Ich ließ seine Hand nicht los. "Herr von Kant, ich meine es sehr ernst. Glauben Sie mir, so ein Geständnis fällt mir nicht leicht. Aber Sie sollten wissen, was ich Ihnen gegenüber fühle. Ich bin übrigens auch adlig, falls das für Sie ein Hinderungsgrund sein sollte."
"Was reden Sie da für einen Unsinn!" Er schüttelte meine Hand ab. Sein Gesicht hatte sich gerötet, was man sogar unter seiner zarten Bräune erkennen konnte. Seine Augenbrauen zogen sich zusammen, so dass zwischen ihnen eine steile Unmutsfalte entstand. "Machen Sie sich nicht lächerlich! Wie kommen Sie nur auf die verrückte Idee? Vielleicht denken Sie noch, ich könnte mich in Sie..." Er schnaufte. "Lächerlich", wiederholte er, dann ließ er mich mitten auf der Tanzfläche stehen. Mit großen Schritten stürmte er davon, als hätte ich eine ansteckende Krankheit.

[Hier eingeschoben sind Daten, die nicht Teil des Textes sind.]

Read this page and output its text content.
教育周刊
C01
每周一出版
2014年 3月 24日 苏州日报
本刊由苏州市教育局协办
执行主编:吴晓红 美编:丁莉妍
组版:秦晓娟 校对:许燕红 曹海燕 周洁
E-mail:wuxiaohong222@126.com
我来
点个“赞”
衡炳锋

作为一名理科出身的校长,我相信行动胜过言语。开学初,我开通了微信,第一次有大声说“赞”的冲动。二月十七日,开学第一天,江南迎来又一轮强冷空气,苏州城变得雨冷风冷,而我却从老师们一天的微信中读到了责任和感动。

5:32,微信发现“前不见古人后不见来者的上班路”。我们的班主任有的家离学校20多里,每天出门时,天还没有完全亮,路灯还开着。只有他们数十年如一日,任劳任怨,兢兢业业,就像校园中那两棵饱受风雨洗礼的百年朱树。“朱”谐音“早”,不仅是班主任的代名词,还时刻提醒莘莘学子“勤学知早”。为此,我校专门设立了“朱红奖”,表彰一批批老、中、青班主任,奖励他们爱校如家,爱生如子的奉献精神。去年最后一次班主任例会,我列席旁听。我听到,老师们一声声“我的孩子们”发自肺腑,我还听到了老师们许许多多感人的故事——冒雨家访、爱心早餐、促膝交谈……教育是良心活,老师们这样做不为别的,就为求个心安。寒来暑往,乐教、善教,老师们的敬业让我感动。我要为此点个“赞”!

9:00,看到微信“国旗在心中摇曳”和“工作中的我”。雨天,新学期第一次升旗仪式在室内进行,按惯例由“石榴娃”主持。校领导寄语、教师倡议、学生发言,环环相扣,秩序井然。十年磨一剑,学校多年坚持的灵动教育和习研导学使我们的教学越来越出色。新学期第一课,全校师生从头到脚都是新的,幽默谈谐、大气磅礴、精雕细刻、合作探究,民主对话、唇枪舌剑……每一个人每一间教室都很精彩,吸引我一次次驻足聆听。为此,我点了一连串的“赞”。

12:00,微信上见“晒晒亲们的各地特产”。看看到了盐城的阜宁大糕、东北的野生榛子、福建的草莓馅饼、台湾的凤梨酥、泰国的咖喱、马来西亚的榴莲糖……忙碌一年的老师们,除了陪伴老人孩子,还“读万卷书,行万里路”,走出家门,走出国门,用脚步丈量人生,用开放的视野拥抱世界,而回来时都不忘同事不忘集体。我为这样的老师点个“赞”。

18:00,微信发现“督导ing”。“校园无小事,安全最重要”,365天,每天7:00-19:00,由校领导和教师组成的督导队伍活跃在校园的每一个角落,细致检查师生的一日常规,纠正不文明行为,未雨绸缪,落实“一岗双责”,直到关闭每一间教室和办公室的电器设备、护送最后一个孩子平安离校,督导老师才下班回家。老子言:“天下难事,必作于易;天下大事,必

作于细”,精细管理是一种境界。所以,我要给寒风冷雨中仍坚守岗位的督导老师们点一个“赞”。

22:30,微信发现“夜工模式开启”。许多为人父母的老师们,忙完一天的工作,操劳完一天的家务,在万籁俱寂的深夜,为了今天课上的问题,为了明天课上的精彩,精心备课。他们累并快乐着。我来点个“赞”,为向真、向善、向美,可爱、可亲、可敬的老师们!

Die letzten Worte hatte er laut gesprochen. Die Tanzpaare in der Nähe blieben stehen. Auch die Stresemann war plötzlich da, obwohl sie gar nicht getanzt hatte.
"Was ist denn los?", wollte sie wissen. Die pure Sensationsgier stand in ihren Augen.
Ein dicker Kloß steckte in meinem Hals und erstickte meine Stimme. Alles verschwamm vor meinen Augen. Nur nicht heulen! Peter Jähnig schlug peinlich berührt die Augen nieder, seine Frau kniff die Lippen zusammen und bedachte mich mit einem abwertenden Blick. Alle schienen mich anzustarren, mit dem Finger auf mich zu zeigen, Getuschel, Kichern, Raunen übertönte die Musik. Um mich drehte sich alles, doch jetzt nicht vor lauter Glück.
Ein Loch, ein Königreich für ein Mauseloch, in das ich versinken konnte! Doch es fand sich kein Loch, in das ich gepasst hätte. Ich stand in einem Fettnäpfchen, groß wie eine Elefantenfalle.